As interest rate hikes become smaller, bonds should recover and do well. Within equities, emerging markets which saw large outflows in the flight to safety, should recover, albeit not as dramatically as the post dotcom bust in the early 2000s and following the Global Financial Crisis in 2008.

SqSave Asset Allocation Outlook

On a longer-term trailing one- and two-year basis, SqSave’s returns have mostly outpaced their benchmarks. In the trailing two-year period, our low- to mid-risk portfolios have outperformed their benchmarks by 22.4%, 18.3%, and 10.4%, respectively (as at end Oct 2022).

Our Machine Learning engine has managed investment risks in a consistent manner across our various risk profiled reference portfolios, via Artificial Intelligence (AI) driven methods.

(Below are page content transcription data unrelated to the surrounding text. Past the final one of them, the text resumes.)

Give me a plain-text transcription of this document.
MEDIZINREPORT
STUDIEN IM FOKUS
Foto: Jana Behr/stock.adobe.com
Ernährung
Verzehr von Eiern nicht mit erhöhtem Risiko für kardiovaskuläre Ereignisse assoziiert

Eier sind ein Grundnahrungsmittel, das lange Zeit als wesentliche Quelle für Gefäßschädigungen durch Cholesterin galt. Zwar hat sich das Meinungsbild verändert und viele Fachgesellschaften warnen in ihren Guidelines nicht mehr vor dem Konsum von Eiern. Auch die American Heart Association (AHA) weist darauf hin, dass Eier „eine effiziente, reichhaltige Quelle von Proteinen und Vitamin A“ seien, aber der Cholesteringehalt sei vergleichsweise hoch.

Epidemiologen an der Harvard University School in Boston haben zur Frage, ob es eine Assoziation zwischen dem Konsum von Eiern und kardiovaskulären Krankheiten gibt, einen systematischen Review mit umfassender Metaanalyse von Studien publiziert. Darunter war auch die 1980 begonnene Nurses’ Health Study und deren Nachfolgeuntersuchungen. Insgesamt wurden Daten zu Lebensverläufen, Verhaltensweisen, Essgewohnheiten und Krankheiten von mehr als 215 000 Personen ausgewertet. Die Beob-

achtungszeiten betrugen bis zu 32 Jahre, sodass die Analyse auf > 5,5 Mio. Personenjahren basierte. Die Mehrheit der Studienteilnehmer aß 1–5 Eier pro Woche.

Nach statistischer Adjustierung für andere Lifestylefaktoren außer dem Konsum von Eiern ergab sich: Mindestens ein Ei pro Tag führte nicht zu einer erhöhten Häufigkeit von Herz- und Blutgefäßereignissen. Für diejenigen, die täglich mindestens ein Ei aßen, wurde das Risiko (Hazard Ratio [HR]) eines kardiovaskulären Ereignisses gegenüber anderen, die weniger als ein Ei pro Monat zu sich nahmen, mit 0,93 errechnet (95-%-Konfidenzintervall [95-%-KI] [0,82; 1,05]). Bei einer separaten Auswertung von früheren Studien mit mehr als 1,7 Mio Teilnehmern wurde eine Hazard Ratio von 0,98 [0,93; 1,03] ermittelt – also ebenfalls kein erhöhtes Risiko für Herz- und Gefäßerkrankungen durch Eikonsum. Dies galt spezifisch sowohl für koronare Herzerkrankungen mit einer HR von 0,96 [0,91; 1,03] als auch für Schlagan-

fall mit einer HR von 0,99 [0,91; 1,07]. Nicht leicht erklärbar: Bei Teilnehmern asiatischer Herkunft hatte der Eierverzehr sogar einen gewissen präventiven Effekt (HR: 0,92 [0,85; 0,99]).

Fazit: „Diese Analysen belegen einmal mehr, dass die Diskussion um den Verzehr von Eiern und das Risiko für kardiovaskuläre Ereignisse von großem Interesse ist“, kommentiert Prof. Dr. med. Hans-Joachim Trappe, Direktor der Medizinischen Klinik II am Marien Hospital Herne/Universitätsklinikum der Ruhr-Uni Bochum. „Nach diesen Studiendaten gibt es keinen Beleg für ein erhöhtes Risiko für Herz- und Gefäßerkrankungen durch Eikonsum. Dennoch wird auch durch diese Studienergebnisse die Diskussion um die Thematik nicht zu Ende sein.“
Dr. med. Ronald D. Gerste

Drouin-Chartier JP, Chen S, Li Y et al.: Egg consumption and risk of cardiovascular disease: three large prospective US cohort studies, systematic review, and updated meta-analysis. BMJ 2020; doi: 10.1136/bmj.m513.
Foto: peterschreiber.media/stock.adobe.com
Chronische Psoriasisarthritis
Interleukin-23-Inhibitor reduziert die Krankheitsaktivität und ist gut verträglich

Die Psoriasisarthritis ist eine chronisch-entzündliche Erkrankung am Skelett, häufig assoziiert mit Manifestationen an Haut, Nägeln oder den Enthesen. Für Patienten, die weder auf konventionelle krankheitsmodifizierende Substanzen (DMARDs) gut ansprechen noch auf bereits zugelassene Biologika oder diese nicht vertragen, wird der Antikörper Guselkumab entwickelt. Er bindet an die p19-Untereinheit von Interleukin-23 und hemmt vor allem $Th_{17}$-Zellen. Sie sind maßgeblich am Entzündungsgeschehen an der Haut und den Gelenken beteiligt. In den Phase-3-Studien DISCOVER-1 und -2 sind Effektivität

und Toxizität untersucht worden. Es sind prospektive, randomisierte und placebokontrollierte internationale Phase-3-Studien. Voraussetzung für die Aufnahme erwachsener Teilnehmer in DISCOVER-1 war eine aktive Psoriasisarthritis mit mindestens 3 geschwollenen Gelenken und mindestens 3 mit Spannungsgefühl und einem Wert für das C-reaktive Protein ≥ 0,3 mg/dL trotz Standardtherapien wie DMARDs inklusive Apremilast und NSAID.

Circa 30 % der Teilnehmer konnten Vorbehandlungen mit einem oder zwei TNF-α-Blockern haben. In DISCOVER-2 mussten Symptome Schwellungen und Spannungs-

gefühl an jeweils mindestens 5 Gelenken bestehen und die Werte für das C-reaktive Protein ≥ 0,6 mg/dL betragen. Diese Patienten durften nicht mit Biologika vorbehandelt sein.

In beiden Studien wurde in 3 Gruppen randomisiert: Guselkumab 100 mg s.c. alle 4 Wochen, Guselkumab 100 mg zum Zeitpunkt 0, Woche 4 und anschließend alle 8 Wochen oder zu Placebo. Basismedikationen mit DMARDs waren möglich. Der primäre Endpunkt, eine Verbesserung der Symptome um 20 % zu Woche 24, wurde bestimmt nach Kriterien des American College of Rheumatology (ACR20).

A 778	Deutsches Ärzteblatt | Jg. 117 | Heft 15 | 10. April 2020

Reflecting this, in August, our AI shifted portfolio allocations towards a more defensive positioning, to help cushion against further renewed downside emerging. Currently, some of our portfolios have shifted to more progressive allocations. Our observation shows that our dynamic asset allocation algorithm can adjust the risk exposure to protect downside volatility when market sentiment is bearish and re-adjust risk exposure upwards when the markets are reflecting a change towards an uptrend.

With slower or negative economic growth expected to emerge, together with slowing inflation and the impact of monetary tightening policies, we expect 2023 to bring upside for bonds, defensive stocks and emerging markets. Most markets and asset classes will continue to remain volatile for the near-term as asset valuations recalibrate amidst slower corporate earnings and economic growth expectations. A big known unknown is China’s willingness and timing to reverse its zero-Covid policy.

Our asset allocation algorithms will see diversification benefits as interest rate hikes slow down. We are confident that our SqSave investment portfolios remain well-positioned overall to weather changing market conditions, including once markets start to recover as always, as in past economic cycles.

Chart 4


Source: Yahoo! Finance

Yours sincerely
SqSave Quantitative Investment Team

Disclaimer

The contents herein are intended for informational purposes only and do not constitute an offer to sell or the solicitation of any offer to buy or sell any securities to any person in any jurisdiction. No reliance should be placed on the information or opinions herein or accuracy or completeness, for any purpose whatsoever. No representation, warranty or undertaking, express or implied, is given as to the information or opinions herein or accuracy or completeness, and no liability is accepted as to the foregoing. Past performance is not necessarily indicative of future results. All investments carry risk and all investment decisions of an individual remain the responsibility of that individual. All investors are advised to fully understand all risks associated with any kind of investing they choose to do. Hypothetical or simulated performance is not indicative of future results. Unless specifically noted otherwise, all return examples provided in our websites and publications are based on hypothetical or simulated investing. We make no representations or warranties that any investor will, or is likely to, achieve profits similar to those shown, because hypothetical or simulated performance is not necessarily indicative of future results.